Lavollay Marie, Arthur Michel, Fourgeaud Martine, Dubost Lionel, Marie Arul, Veziris Nicolas, Blanot Didier, Gutmann Laurent, Mainardi Jean-Luc
INSERM, U872, LRMA, Equipe 12, F-75006 Paris, France.
J Bacteriol. 2008 Jun;190(12):4360-6. doi: 10.1128/JB.00239-08. Epub 2008 Apr 11.

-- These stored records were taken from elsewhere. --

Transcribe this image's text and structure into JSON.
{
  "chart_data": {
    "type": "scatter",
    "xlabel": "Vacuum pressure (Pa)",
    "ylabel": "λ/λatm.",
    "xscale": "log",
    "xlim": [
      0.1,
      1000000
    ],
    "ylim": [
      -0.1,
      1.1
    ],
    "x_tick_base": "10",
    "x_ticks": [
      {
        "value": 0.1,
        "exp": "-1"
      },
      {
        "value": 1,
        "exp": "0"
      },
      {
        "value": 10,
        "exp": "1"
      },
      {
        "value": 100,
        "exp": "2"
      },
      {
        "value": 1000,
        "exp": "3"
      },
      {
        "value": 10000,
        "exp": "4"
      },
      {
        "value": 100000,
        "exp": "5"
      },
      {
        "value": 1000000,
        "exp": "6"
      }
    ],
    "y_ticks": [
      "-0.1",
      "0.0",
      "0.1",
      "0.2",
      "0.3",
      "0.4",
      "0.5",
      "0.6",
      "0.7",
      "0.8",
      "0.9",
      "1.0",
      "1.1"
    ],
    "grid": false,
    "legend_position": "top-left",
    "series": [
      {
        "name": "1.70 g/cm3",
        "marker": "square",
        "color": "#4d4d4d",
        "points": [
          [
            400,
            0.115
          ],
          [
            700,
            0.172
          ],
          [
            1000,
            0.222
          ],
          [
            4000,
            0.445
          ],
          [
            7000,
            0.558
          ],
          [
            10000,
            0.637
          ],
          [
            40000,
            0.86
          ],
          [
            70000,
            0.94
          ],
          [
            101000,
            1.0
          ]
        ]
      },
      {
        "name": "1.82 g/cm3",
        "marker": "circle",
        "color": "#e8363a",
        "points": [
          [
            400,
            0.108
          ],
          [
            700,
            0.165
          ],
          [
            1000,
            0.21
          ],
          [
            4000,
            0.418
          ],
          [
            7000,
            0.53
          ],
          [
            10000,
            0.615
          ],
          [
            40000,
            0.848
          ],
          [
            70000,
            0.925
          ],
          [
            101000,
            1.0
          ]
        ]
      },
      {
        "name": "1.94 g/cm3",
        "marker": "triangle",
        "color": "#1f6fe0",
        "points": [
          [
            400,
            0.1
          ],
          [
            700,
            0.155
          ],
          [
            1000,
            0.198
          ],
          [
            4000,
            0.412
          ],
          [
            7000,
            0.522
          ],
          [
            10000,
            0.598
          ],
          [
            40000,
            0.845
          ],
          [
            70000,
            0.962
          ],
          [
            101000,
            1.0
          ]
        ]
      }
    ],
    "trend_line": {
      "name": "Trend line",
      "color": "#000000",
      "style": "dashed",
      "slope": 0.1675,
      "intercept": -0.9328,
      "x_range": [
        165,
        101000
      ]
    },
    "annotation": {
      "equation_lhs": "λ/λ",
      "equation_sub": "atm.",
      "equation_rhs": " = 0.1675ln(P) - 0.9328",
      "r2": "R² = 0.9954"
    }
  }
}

Our understanding of the mechanisms used by Mycobacterium tuberculosis to persist in a "dormant" state is essential to the development of therapies effective in sterilizing tissues. Gene expression profiling in model systems has revealed a complex adaptive response thought to endow M. tuberculosis with the capacity to survive several months of combinatorial antibiotic treatment. We show here that this adaptive response may involve remodeling of the peptidoglycan network by substitution of 4-->3 cross-links generated by the D,D-transpeptidase activity of penicillin-binding proteins by 3-->3 cross-links generated by a transpeptidase of L,D specificity. A candidate gene, previously shown to be upregulated upon nutrient starvation, was found to encode an L,D-transpeptidase active in the formation of 3-->3 cross-links. The enzyme, Ldt(Mt1), was inactivated by carbapenems, a class of beta-lactam antibiotics that are poorly hydrolyzed by the M. tuberculosis beta-lactamases. Ldt(Mt1) and carbapenems may therefore represent a target and a drug family relevant to the eradication of persistent M. tuberculosis.
我们对结核分枝杆菌在“休眠”状态下持续存在所使用机制的理解,对于开发能够有效清除组织中细菌的疗法至关重要。模型系统中的基因表达谱分析揭示了一种复杂的适应性反应,这种反应被认为赋予结核分枝杆菌在联合抗生素治疗数月后仍能存活的能力。我们在此表明,这种适应性反应可能涉及肽聚糖网络的重塑,即由青霉素结合蛋白的D,D - 转肽酶活性产生的4→3交联被L,D特异性转肽酶产生的3→3交联所取代。一个先前显示在营养饥饿时上调的候选基因,被发现编码一种在形成3→3交联中具有活性的L,D - 转肽酶。该酶Ldt(Mt1)被碳青霉烯类药物灭活,碳青霉烯类是一类β - 内酰胺抗生素,结核分枝杆菌β - 内酰胺酶对其水解作用较弱。因此,Ldt(Mt1)和碳青霉烯类药物可能分别代表与根除持续存在的结核分枝杆菌相关的一个靶点和一类药物。